I am compiling a simple code, but I am getting error failed to translate accelerator region

nvc++ -o jsolvec.exe jsolvec.cpp -fast -Minfo=opt -acc -gpu=cc61, -Minfo=accel

when run this command , I get the following traceback

init_simple_diag_dom(int, double*):
     61, Zero trip check eliminated
NVC++-S-0155-Compiler failed to translate accelerator region (see -Minfo messages): Could not find allocated-variable index for symbol - A (jsolvec.cpp: 129)
main:
    129, Accelerator restriction: size of the GPU copy of A is unknown
         Generating implicit firstprivate(nsize)
         Generating NVIDIA GPU code
        129, #pragma acc loop gang /* blockIdx.x */
        132, #pragma acc loop vector(128) /* threadIdx.x */
             Generating reduction(+:rsum)
    132, Loop is parallelizable
    142, Generating implicit firstprivate(nsize)
         Generating NVIDIA GPU code
        142, #pragma acc loop gang, vector(128) /* blockIdx.x threadIdx.x */
    142, Generating implicit copy(residual) [if not already present]
         Generating implicit copyin(xold[:nsize],xnew[:nsize]) [if not already present]
NVC++-F-0704-Compilation aborted due to previous errors. (jsolvec.cpp)
NVC++/x86-64 Linux 24.3-0: compilation aborted

what is the error in this , can any one help

thanks

This is a generic error just meaning that the compiler was unable to create the device kernel. Here it can’t find a dynamically allocated variable though there’s not enough information for me to determine which variable.

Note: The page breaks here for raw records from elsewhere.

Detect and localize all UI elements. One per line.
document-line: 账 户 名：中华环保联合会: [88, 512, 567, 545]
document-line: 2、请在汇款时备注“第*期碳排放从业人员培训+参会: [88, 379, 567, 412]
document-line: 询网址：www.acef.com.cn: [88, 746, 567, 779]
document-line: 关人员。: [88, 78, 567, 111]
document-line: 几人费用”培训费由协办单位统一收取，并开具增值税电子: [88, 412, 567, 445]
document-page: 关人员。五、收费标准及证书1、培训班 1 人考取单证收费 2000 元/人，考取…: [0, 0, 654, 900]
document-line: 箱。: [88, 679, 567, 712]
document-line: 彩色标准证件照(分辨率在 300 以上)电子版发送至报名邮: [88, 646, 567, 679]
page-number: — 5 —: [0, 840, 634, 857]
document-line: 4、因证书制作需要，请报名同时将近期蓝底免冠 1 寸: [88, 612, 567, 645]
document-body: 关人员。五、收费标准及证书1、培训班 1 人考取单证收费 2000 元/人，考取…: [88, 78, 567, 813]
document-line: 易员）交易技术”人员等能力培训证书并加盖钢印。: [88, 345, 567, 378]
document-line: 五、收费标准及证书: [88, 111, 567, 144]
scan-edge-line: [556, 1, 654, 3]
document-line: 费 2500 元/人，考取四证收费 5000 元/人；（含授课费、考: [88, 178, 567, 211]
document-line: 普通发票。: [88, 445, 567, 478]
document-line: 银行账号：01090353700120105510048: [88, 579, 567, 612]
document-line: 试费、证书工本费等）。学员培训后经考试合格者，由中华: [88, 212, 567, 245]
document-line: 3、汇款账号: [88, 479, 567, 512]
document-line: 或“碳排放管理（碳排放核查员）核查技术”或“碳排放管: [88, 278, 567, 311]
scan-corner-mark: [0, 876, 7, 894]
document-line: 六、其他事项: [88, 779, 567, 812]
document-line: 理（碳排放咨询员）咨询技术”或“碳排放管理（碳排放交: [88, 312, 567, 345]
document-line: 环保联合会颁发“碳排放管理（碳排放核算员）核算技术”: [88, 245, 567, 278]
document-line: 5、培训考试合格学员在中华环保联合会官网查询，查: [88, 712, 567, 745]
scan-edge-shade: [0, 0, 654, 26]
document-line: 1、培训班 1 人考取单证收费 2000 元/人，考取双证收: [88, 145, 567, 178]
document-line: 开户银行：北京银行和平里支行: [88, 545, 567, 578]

Can you please post a reproducing example?

Thanks,
Mat

  while ((residual > TOLERANCE) && (iters < max_iters)) {
    ++iters;
    // swap input and output vectors
    xtmp = xnew;
    xnew = xold;
    xold = xtmp;
  #pragma acc parallel loop 
    for (i = 0; i < nsize; ++i) {
      TYPE rsum = (TYPE)0;
    #pragma acc loop reduction(+:rsum)
      for (j = 0; j < nsize; ++j) {
        if (i != j) rsum += A[i*nsize + j] * xold[j];
      }
      xnew[i] = (b[i] - rsum) / A[i*nsize + i];
    }
    //
    // test convergence, sqrt(sum((xnew-xold)**2))
    //
    residual = 0.0;
   #pragma acc parallel loop reduction(+:residual)
    for (i = 0; i < nsize; i++) {
      TYPE dif;
      dif = xnew[i] - xold[i];
      residual += dif * dif;
    }
    residual = sqrt((double)residual);
    if (iters % riter == 0 ) cout << "Iteration " << iters << ", residual is " << residual << "\n";
  }
  elapsed_time = omp_get_wtime() - start_time;
  cout << "\nConverged after " << iters << " iterations and " << elapsed_time << " seconds, residual is " << residual << "\n";

This is the code block , in which I have made changes by adding pragma acc statements
and

#pragma acc parallel loop 
    for (i = 0; i < nsize; ++i)

this is the 128, 129 lines of code for which the error is being shown

can you please help me with this information

Without a reproducing example, I can’t be sure what’s happening, but we can try some things.

129, Accelerator restriction: size of the GPU copy of A is unknown

Here, the compiler can’t implicitly copy “A” since it can’t derive the size of the array given it uses a computed index rather than the loop iteration variables.

To fix, add a “copyin(A[:size])” to the “parallel loop”, replacing “size” with the actual number of elements. If “A” is copied to the device via an outer data region, you can use “present(A)” instead.

Generating implicit copyin(xold[:nsize],xnew[:nsize]) [if not already present]

Here, the compiler is implicitly copying xold and xnew, but you may want to explicitly copy them or put them in a “present” clause if they already in a data region.

This is optional since a “copy” first tests if the variable is already on the device, but I prefer making it explicit by adding the “present” or “default(present)” clause.

If you’re not doing it already, I highly suggest using a data region outside of the while loop, else your code will be copying data to/from the device with each iteration.

The pointer swapping is fine since the “present” test is associated with the host address, not the variable name.